Additional reading: The original paper asking the question of fully homomorphic encryption
is the 1979 paper
On Data Banks and Privacy Homomorphisms by Rivest Adleman and Dertouzos, with the application to cloud computing
(although they did not use this name...). At that time the notion of a probabilistic encryption was not standard, and one can
view the negative results in this paper as showing that a homomorphic encryption must be probabilistic. The construction of a fully homomorphic
encryption is in Craig Gentry's thesis. We will show in class the variant
of van Dijk, Gentry, Halevi and Vaikuntanathan. Some more discussion on homomorphic encryption can be
found in this (pre-Gentry) paper of Ishai and Paskin
Additional reading: Yehuda Lindell's webpage
contains some good introductions on multiparty secure computation, including tutorial
slides and a tutorial paper on using multiparty secure computation for privacy-preserving
data mining. Also, the Wikipedia page on secure
multiparty computation is surprisingly decent. See this paper on implementing multiparty
secure computation for Danish sugar beet auctions for perhaps the state of the art in actually using these results. As is often the case,
the implementation requires a lot of new protocols and ideas to actually make it practical. Helgar Lipmaa has a comprehensive
collection of papers on secure multiparty computation. For an exposition of the "classical" (non homomorphic encryption based) protocols
for 2 party secure computation see exposition by Lindell and Pinkas on Yao's Theorem
(2-party honest but curious case) and exposition by Goldreich on GMW Theorem
(k parties, malicious case).
For a good starting point on quantum computing, you can do far worse than explore
Scott Aaronson's home page, see in particular his description
of Shor's algorithm.
See also the quantum chapter in my complexity book with Sanjeev Arora
for more details on Simon's and Shor's algorithms, as well as Bell's experiment.
General links about cryptography
Some reading: An excellent discussion of provable security appears in this survey/position paper of Ivan Damgard. It refers also to issues raised in these 2004 and 2006 papers of Koblitz and Menezes, where they criticize proofs of security. In my view, some of the issues they raise are valid, though not novel, but the entire discussion is incomplete and rather misleading. See also this AMS Notices article by Koblitz and these responses (including one by me). Perhaps what bothers me most about these discussion is that they tend to focus too much on proofs of security, as opposed to precise definitions of security, whereas in my opinion the latter are even more fundamental to both the theory and practice of cryptography (although proofs are of course necessary to show that "crazy-sounding" definitions such as chosen-message secure signatures or chosen-ciphertext secure encryption can actually be satisfied).

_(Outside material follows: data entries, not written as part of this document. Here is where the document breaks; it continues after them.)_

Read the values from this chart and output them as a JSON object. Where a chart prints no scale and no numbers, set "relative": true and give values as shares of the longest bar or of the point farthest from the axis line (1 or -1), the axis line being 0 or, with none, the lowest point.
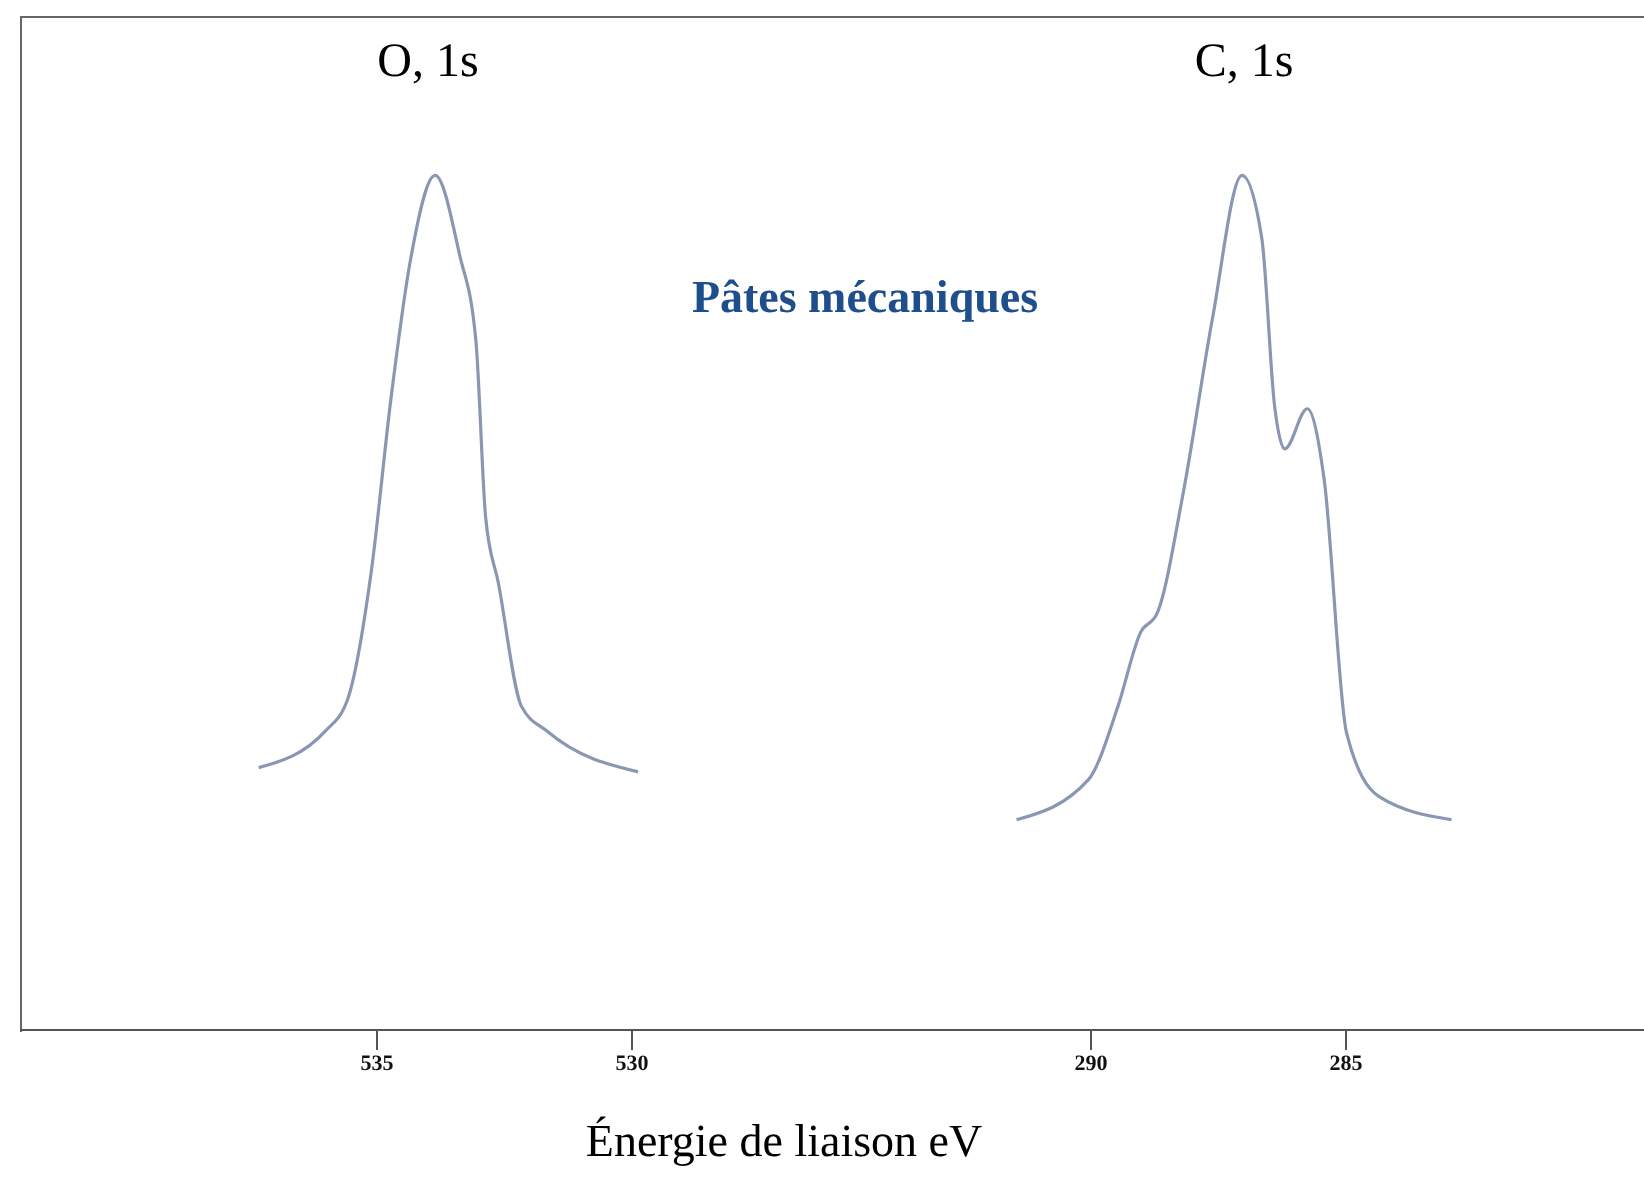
{
  "chart_data": [
    {
      "type": "line",
      "title": "O, 1s",
      "xlabel": "Énergie de liaison eV",
      "annotations": [
        "Pâtes mécaniques"
      ],
      "relative": true,
      "xlim": [
        542,
        526
      ],
      "xticks": [
        535,
        530
      ],
      "x": [
        537.32,
        536.01,
        535.57,
        535.12,
        534.73,
        534.35,
        533.86,
        533.38,
        533.06,
        532.87,
        532.62,
        532.17,
        531.65,
        529.88
      ],
      "series": [
        {
          "color": "#8a97b3",
          "values": [
            0.307,
            0.35,
            0.388,
            0.533,
            0.737,
            0.899,
            1.0,
            0.907,
            0.806,
            0.6,
            0.523,
            0.379,
            0.349,
            0.302
          ]
        }
      ]
    },
    {
      "type": "line",
      "title": "C, 1s",
      "relative": true,
      "xlim": [
        295,
        279
      ],
      "xticks": [
        290,
        285
      ],
      "x": [
        291.46,
        290.05,
        289.47,
        289.03,
        288.7,
        288.19,
        287.62,
        287.04,
        286.65,
        286.4,
        286.2,
        285.76,
        285.43,
        284.99,
        284.35,
        282.93
      ],
      "series": [
        {
          "color": "#8a97b3",
          "values": [
            0.246,
            0.293,
            0.379,
            0.465,
            0.488,
            0.629,
            0.832,
            1.0,
            0.926,
            0.73,
            0.68,
            0.727,
            0.645,
            0.348,
            0.273,
            0.246
          ]
        }
      ]
    }
  ]
}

Collaborating with your classmates on assignments is OK and even encouraged. You must, however, list your collaborators for each problem. The assignment questions have been carefully selected for their pedagogical value and may be similar to questions on problem sets from past offerings of this course or courses at other universities. Using any preexisting solutions from these other sources is strictly prohibited.